Cuanto más intentaba dejar de llorar, más se hundía en su garganta
el llanto, y más incontrolable se volvía. Los latidos de su corazón
subían como zumbidos a sus oídos y no podía oír lo que Frank y su
madre le decían. Llegaron a su destino y desde la ventana del coche
Ahmed vio a su madre con una bolsita de la que asomaba su pijama. La
madre de Frank le desabrochó el cinturón, mientras le hablaba, pero
él no podía escucharla por los zumbidos y la respiración acelerada
y entrecortada que era incapaz de sosegar. Ahmed bajó corriendo nada
más estuvo libre del cinturón y se abalanzó sobre su madre,
intentando hablar, pero sin poder hacerlo. Su madre lo cogió como lo
cogía cuando era mucho más pequeño que ahora, y mirando con
angustia a la madre de Frank le dijo con un hilo de voz:
- Quería
explicárselo yo, Ingrid, quería explicárselo yo.
- No le he
dicho nada, Fátima, ha comenzado a llorar cuando le he dicho que se
quedara a dormir unos días, no sé qué le ha pasado...
- Mamá,
tenemos que ir a casa, a coger el trabajo de los escarabajos. Mañana
tengo que llevarlo al cole.
Ahmed
parecía más tranquilo, había tenido una idea brillante.

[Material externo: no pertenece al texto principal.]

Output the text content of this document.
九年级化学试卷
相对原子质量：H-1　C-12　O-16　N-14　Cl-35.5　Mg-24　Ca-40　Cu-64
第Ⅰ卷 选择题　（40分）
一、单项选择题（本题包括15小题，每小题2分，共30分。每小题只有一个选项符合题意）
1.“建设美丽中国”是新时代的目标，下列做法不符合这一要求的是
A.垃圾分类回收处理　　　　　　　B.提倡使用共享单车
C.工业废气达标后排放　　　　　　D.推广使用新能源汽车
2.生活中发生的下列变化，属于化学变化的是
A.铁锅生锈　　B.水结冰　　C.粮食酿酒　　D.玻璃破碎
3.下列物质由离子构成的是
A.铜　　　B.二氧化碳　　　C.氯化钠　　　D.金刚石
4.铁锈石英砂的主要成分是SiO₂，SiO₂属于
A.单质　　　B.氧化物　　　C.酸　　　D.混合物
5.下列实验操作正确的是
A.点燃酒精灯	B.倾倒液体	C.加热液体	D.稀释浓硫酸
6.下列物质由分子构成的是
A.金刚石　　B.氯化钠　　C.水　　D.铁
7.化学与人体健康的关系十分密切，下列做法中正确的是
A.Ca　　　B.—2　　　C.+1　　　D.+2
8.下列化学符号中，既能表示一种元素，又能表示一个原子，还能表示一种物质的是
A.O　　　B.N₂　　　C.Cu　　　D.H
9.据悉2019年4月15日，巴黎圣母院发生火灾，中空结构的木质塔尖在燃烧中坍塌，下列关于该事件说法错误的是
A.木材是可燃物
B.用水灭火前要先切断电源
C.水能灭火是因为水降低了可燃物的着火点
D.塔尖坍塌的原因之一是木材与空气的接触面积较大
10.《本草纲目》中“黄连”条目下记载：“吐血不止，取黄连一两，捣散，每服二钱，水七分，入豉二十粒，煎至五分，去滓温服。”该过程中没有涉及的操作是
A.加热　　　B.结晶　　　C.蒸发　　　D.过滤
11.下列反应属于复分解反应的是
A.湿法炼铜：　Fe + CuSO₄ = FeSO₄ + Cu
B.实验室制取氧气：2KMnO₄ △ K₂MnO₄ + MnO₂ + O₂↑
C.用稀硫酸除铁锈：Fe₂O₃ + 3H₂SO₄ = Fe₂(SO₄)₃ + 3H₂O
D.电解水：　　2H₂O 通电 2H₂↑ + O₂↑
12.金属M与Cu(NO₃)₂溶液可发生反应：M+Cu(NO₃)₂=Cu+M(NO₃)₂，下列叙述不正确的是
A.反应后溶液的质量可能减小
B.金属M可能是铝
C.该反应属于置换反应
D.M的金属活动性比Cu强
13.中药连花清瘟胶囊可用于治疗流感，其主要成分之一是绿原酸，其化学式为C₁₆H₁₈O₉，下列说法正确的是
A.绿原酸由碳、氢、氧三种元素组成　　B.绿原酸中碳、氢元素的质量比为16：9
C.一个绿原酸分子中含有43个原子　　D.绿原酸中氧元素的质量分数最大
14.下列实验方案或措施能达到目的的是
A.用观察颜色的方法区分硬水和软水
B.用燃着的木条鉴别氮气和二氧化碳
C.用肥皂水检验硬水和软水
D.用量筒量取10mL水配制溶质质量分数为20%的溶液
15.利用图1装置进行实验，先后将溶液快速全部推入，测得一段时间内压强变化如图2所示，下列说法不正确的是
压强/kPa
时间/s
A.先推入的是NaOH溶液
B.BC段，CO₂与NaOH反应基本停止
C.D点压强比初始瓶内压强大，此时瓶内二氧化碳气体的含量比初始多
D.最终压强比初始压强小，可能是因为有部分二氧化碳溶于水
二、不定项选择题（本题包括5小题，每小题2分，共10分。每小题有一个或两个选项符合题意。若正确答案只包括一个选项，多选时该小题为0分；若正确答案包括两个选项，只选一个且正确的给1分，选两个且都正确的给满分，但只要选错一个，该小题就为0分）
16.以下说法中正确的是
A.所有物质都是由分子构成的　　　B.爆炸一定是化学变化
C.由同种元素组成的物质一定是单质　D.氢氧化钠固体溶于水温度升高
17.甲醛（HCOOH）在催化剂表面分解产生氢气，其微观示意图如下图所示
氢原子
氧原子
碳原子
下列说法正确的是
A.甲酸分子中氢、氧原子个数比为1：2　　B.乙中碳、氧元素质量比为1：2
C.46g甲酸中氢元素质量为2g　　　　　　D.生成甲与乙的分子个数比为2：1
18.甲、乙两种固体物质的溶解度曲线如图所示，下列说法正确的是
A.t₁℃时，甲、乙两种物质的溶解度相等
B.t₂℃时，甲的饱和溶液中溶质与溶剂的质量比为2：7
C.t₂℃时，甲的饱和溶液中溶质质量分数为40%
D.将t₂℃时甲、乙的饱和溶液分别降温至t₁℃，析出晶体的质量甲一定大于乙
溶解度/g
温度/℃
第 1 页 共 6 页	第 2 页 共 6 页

Si Ingrid
les llevaba a casa, Ahmed convencería a su madre de que se quedaran
allí, y no tendría que pasar la noche en casa de Frank. Sabía que
su madre nunca dejaría que él fuera a clase sin los deberes hechos.
- Ahmed, no
podemos ir a casa ahora, el tío viene a recogerme y voy a pasar unos
días con ellos, que la tía está enferma.
- ¿Y mi
trabajo de los escarabajos? Tengo que llevarlo mañana a clase. El
tío puede pasar por casa y lo cogemos. Mamá, no puedo ir a clase
sin el trabajo.
- Ahmed,
cariño, te haré una nota para el profesor, ahora no podemos ir a
casa.
Ahmed
estaba a punto de entrar en una de sus muy poco frecuentes rabietas
cuando vio como las manos de su madre caían como las ramas de un
árbol en un vendaval a lo largo de su cuerpo. Las manos de Fátima
eran como pájaros o remolinos, siempre dibujaba con ellas las
palabras que decía y las que no decía, nunca se cansaban. Cuando
hablaba, bailaban al son de sus mensajes, como empujándolos para
hacerse entender lo mejor posible. Y cuando pensaba en silencio, sus
dedos siempre delataban las inquietudes de su alma. Pero de repente,
sus manos, como fríos aludes, quedaron inmóviles, colgando, de sus
brazos. Ahmed la miró a los ojos, y se sintió solo, como aquel día
que se perdió en el mercado. Fátima se recompuso rápidamente, pero
sus brazos seguían mudos:
- Ahmed,
cariño, no podemos ir a casa. Perdona, olvidé el trabajo de los
escarabajos, se quedó en tu habitación, no sé cómo pude dejarlo
allí, con lo bonito que nos había quedado. Podemos hacerlo de
nuevo, no quedará tan bonito, hecho con prisas, pero al menos no
irás a clase con las manos vacías. La casa del tío está muy
llena, ya lo sabes, además todas nuestras cosas están allí, menos
tu trabajo, ¿cómo se me ha podido olvidar? Tendrás que dormir
conmigo, como antes de hacerte mayor, ¿quieres?